Stopzetten exploitatie
7. Als door een incident het algemeen belang, de openbare orde, gezondheid, milieu of de veiligheid wordt of dreigt te worden aangetast, kan de situationele exploitatie voor bepaalde tijd worden stopgezet door de KPA, waarbij de vergunninghouder gehouden is hiertoe diens medewerking te verlenen.
Betaling leges
8. De vergunninghouder is aan de Landskas precario verschuldigd welke bij vooruitbetaling dient te worden voldaan. Geen vergunning wordt afgegeven alvorens de verschuldigde leges zijn voldaan.
9. Indien blijkt dat ten onrechte geen of een te laag bedrag aan precario of leges is opgelegd, wordt het niet of te weinig opgelegde ingevorderd. De invordering, wordt vermeerderd met de kosten van de invordering en de wettelijke rente over de verstreken periode.
Nieuwe aanvraag
10. De vergunninghouder dient 60 dagen voor het verloop van de vergunning, telkenmale een nieuwe vergunning aan te vragen.

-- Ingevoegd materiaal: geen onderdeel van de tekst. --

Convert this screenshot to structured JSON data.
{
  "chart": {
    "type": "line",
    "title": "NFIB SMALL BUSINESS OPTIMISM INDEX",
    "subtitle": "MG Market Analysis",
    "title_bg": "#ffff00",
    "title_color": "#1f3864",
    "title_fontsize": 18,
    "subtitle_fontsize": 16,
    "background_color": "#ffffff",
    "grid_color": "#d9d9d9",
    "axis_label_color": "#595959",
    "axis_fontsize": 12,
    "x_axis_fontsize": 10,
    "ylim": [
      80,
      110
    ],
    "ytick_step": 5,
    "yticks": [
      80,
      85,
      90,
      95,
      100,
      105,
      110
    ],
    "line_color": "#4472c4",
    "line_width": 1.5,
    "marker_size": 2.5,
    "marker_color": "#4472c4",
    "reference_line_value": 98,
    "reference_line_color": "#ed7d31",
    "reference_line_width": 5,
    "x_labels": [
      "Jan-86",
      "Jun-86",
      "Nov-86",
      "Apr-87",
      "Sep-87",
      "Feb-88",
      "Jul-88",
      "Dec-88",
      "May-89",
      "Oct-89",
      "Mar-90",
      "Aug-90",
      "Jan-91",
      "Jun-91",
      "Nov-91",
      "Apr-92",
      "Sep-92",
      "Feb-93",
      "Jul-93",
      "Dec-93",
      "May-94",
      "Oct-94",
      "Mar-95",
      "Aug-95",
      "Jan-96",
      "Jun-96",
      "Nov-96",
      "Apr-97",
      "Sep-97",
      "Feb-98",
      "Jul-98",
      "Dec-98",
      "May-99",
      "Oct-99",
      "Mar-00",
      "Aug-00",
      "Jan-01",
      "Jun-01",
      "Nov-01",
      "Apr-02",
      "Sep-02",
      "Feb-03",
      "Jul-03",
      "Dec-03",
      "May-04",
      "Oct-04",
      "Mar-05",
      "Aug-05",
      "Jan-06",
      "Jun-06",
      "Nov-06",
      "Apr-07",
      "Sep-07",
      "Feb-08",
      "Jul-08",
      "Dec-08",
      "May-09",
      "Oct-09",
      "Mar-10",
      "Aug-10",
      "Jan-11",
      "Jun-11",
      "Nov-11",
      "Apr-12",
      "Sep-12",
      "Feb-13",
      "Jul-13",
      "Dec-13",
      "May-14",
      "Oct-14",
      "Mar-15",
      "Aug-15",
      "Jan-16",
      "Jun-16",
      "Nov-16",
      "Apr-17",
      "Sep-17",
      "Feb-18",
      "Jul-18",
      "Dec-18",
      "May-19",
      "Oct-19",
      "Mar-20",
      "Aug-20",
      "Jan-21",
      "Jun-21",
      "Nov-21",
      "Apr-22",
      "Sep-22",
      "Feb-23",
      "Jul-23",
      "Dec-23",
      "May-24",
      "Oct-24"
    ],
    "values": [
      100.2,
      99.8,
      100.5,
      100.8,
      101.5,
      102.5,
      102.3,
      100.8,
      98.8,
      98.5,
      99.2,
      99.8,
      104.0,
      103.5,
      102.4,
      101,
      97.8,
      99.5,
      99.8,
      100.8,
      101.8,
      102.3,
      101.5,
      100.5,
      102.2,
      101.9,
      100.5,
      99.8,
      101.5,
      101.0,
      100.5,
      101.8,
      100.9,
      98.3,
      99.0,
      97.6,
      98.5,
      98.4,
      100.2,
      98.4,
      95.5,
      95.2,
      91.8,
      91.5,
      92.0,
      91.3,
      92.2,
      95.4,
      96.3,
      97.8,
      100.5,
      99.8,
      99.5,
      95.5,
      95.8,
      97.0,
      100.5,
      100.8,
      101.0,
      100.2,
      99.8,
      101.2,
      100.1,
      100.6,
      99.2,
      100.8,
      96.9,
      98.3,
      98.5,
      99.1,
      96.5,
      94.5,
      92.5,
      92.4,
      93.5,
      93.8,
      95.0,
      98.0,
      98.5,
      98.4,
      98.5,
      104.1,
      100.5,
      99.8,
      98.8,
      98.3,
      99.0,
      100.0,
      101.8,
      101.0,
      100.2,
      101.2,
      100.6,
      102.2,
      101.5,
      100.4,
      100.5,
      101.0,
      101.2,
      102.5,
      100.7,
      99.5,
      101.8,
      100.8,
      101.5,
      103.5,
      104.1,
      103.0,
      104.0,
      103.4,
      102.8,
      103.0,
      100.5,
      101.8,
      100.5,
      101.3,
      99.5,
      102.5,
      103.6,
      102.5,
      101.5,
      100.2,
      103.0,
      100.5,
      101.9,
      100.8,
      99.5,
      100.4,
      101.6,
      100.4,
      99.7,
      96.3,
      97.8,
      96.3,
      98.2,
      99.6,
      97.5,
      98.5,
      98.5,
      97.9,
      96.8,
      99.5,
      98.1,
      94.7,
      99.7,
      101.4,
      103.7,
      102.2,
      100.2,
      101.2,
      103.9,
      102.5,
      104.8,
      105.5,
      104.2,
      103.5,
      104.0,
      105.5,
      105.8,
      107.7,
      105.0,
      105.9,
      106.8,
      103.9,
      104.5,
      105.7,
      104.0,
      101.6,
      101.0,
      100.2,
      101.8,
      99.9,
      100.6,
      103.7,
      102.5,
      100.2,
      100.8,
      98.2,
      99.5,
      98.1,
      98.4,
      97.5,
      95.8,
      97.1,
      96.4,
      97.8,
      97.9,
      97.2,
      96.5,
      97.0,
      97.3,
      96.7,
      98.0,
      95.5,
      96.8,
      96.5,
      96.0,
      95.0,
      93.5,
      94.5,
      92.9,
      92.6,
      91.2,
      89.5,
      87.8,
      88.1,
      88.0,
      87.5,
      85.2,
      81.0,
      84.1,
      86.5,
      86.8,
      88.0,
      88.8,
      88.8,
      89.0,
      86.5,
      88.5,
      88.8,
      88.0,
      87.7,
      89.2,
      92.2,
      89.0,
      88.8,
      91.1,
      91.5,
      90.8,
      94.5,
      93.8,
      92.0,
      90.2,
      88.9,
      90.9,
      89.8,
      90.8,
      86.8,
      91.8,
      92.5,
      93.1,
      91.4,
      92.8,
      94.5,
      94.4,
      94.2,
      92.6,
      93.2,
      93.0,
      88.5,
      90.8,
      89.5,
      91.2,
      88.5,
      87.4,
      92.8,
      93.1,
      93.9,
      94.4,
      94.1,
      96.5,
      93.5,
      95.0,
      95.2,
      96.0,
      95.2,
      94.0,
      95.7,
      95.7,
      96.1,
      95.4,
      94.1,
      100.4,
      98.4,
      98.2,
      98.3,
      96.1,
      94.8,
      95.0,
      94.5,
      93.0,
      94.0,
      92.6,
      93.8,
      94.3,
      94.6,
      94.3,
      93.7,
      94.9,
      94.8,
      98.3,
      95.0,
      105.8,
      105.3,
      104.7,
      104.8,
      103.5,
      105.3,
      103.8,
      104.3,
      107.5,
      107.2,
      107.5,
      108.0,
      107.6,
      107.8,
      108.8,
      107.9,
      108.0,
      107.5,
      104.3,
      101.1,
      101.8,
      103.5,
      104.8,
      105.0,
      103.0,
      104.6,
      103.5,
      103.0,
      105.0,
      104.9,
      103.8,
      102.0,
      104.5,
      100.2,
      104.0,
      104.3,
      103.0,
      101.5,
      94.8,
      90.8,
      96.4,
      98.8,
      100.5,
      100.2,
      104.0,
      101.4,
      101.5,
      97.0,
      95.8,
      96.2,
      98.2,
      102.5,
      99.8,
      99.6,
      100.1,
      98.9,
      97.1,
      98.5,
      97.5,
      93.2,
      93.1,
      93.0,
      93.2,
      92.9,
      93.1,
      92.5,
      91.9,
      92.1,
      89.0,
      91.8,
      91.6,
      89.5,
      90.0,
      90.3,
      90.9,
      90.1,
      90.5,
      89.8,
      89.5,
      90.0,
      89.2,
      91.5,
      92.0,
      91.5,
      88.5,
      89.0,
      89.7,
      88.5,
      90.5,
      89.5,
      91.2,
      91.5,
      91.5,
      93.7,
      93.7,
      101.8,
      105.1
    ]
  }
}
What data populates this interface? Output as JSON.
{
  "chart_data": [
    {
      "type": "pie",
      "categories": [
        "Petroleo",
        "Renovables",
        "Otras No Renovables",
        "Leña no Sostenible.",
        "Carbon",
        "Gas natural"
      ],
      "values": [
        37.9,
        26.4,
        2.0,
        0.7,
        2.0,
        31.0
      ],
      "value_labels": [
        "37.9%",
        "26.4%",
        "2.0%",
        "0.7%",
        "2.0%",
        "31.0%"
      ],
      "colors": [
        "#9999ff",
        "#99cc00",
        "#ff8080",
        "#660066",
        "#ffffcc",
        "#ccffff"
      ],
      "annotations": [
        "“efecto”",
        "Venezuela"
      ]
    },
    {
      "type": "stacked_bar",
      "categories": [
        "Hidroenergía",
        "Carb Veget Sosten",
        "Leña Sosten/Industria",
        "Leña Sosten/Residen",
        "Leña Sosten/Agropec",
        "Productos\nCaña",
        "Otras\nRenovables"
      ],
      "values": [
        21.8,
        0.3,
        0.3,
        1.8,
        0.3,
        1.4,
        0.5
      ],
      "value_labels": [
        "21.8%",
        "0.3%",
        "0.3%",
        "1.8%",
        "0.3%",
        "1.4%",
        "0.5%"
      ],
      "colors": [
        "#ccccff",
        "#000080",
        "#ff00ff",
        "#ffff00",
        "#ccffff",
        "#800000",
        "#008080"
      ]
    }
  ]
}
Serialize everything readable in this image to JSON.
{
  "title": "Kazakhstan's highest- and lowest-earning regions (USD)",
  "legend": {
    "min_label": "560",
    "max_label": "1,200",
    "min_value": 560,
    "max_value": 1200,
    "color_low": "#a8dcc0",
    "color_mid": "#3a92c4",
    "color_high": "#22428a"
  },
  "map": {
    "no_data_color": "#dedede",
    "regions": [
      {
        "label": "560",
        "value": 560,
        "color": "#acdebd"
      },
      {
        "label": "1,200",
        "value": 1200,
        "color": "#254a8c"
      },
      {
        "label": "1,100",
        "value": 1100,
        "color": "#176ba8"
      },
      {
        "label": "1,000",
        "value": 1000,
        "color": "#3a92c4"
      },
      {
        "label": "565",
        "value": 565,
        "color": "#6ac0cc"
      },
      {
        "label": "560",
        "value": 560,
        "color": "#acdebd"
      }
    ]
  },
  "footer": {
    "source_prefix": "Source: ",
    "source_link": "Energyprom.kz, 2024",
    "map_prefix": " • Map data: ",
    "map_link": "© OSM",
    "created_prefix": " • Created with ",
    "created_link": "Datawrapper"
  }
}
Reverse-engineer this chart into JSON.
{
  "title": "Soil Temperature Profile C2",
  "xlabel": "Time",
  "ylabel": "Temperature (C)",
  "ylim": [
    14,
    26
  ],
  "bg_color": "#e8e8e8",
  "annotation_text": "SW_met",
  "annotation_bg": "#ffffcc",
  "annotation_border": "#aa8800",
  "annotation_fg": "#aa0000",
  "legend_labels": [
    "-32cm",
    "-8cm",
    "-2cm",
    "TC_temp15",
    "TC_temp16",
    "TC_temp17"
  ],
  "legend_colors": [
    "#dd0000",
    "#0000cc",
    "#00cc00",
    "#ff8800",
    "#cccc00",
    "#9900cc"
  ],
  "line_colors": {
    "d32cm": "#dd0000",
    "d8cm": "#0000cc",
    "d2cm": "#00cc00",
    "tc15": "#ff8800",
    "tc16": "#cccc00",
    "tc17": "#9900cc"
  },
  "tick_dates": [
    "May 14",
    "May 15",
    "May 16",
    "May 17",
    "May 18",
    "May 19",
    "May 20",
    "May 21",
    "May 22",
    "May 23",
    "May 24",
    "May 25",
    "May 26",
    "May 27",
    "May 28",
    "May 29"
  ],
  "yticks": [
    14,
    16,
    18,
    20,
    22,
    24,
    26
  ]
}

Exploitatie/bedrijfsvoering
[…]
12. De vergunninghouder dient een wettelijke aansprakelijkheidsverzekering te hebben gesloten die geldend voor de gehele periode waarvoor de vergunning is verleend. De aansprakelijkheidsverzekering dient zowel de materiële als de letselschade te dekken die voortvloeit uit de exploitatie van hetgeen waarvoor de vergunning is verleend.
[…]
17. Vergunninghouder en diens operateurs en/of medewerkers dienen zich bij het exploiteren te allen tijde zedelijk te gedragen.
[…]
23. Het strand is openbaar en dient te allen tijde publiek toegankelijk te blijven en kan dus niet afgesloten worden.
[…]
25. De vrijheid van het verkeer en de voetgangers op het strand mogen niet worden belemmerd of in gevaar worden gebracht.
Tenietgaan vergunning
26. Indien de vergunning vervalt, ingetrokken wordt of op enig andere wijze tenietgaat of haar geldigheid verliest, wordt het perceel en de directe omgeving helemaal ontruimd en schoon opgeleverd bij gebreke waarvan het Land de kosten ter zake op de vergunninghouder verhaald.
27. Wanneer de onderneming ophoudt te bestaan, vervalt de vergunning van rechtswege.
-Bij een eenmanszaak is hiervan sprake wanneer de eigenaar overlijdt.
-Bij een rechtspersoon is hiervan sprake, wanneer deze de structuur wijzigt of opgaat in een andere rechtspersoon (bv. Bij splitsing van het bedrijf of een fusie met een andere onderneming).
Toezicht en handhaving
28. De DIP, in samenwerking met de KPA zien toe op de naleving van de voorwaarden van de vergunning.
Bijzondere voorwaarden
[…]
2. Het aanbieden van strandstoelen is alleen toegestaan van 6:00 tot 19.30.
3. Alleen strandstoelen die in gebruik zijn mogen op het strand blijven.
4. Strandstoelen die niet in gebruik zijn worden opgestapeld en ordelijk opgeborgen.
5. De aangeboden strandstoelen dienen van hoogwaardige kwaliteit te zijn.
6. Palapa's die zich bevinden op het stuk domeingrond waarvoor precario is afgegeven zijn door natrekking (artikel 5:14 jo. 5:20 BWA) eigendom van het Land. Gebruik ervan is op basis van het algemeen principe "first come first served".